Shuddering at the discovery, he again looked up. The faint ray of light from a passing star, which just for an instant had been visible through a crack in the boards covering the well, had disappeared, and the darkness above was as dense as that about him. To extricate himself, he painfully drew his left arm from beneath his back; how numb it was! Then he discovered that his feet were bare; the shoes and the clothes that Taviloudes had given him were gone, and he was naked. He raised his hands and found he could touch the loose boards above him. Cautiously lifting one of them aside, he listened. Though convinced that no watchman was guarding the well, Takvor still listened long before placing the boards aside to climb out. No nightingale broke the stillness with its customary song; no cricket chirped; no breath of air rustled the leaves; not a light was visible; only the stench-laden smoke, as from a sacrificial altar of old, was rising from the embers of the church.
Presently he saw emerging from the darkness about Dicran’s house the form of a man. It approached the well, passing almost within arm’s reach. It was Hassan Bey. His first thought was to call to his old acquaintance for assistance.

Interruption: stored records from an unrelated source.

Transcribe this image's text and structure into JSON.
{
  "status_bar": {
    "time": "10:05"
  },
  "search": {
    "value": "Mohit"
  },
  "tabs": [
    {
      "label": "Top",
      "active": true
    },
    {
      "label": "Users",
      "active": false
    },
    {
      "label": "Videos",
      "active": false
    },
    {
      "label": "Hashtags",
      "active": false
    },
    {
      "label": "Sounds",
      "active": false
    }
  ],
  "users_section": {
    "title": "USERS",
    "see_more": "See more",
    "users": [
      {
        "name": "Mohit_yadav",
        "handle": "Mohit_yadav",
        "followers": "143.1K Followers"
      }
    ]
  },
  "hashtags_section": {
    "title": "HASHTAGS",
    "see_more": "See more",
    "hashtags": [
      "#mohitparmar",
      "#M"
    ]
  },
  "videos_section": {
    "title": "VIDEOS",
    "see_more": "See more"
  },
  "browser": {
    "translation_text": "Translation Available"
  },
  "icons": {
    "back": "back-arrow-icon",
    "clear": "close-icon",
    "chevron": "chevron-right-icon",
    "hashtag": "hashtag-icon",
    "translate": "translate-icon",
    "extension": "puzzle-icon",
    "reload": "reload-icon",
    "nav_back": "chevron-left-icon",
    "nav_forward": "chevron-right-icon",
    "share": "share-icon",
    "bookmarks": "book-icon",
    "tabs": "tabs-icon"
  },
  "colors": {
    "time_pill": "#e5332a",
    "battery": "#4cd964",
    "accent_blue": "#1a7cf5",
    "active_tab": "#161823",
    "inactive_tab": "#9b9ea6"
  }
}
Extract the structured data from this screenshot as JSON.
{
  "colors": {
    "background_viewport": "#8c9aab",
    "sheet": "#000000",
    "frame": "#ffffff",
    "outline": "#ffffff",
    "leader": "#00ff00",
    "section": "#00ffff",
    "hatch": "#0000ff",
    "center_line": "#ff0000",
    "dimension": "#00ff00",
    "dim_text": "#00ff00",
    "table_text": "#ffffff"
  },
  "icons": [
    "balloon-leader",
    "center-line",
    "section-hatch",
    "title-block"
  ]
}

In a moment the tax collector, carrying a large bundle, disappeared in the darkness beyond. Again he listened, and as all was silent, he moved toward Dicran’s house.
Entering the door, he groped his way to the large hall which served as a living room. His bewildered mind seemed to recall that Dicran had fallen beneath the stone hurled by the Turkish soldier, and that the girls had been dragged away, but he thought the old servant might be in the house. At the hall door he paused.
“Dede,” he said, instinctively using the name by which Armenouhi had always called the old man.
“Here, child,” faintly came a voice from a corner of the room.
Though Dicran was seriously injured, he had managed to creep to his house unobserved, and there he was lying, bleeding and helpless, when he recognized Takvor’s voice.
“Where are they?” asked Takvor, speaking the words which were uppermost in his mind.
“They have been taken away; the soldiers have taken them to the mountain,” groaned the old man. “Go, child; go and find them; go, go,” and frantic with grief and pain, he kept repeating the command.
“Yes, yes, Dede, but I must take care of you first.”
He groped about in the dark for a candle, lighted it, barred the door, and went to the corner where the old man was lying.
“What has happened to you, child? Where are your clothes?” asked Dicran, seeing by the dim light of the candle that Takvor was naked.
While relating his experiences of the day, Takvor was tending the old man. From a wound in the arm a little stream of blood was trickling down the dirt floor. He quickly bandaged it. Then bathing his face and hands, and dressing him in such clean clothes as he could find, he assisted him in crawling along the floor to his bed.
“Go now, and take care of yourself, child,” whispered Dicran.
Takvor washed away the stains that nearly covered him, and dressed himself in Dicran’s clothing.
“Take that bottle,” added the old man, turning his eyes to a niche in the wall.
Takvor first placed the bottle to the old man’s lips, and then put it in his pocket.
“Under the stone,” again came Dicran’s feeble voice.
He followed the direction of the old man’s eyes to a stone in the middle of the floor, projecting a little above the others. In the hole beneath he found an iron box, empty save for a few tattered papers and a broken padlock, with which it had once been fastened.
“What is it, Dede?” he asked.
“Take the money and go.”
“There is none,” he replied, again searching among the torn papers.
“He has taken that too,” mumbled Dicran to himself; then, after a moment’s reflection, he added, “Look beneath the box.”
Lifting the box from its hiding place, Takvor discovered beneath it another nearly concealed by the dirt. It contained money. He took two of the gold liras, extinguished the candle, and felt his way to the street.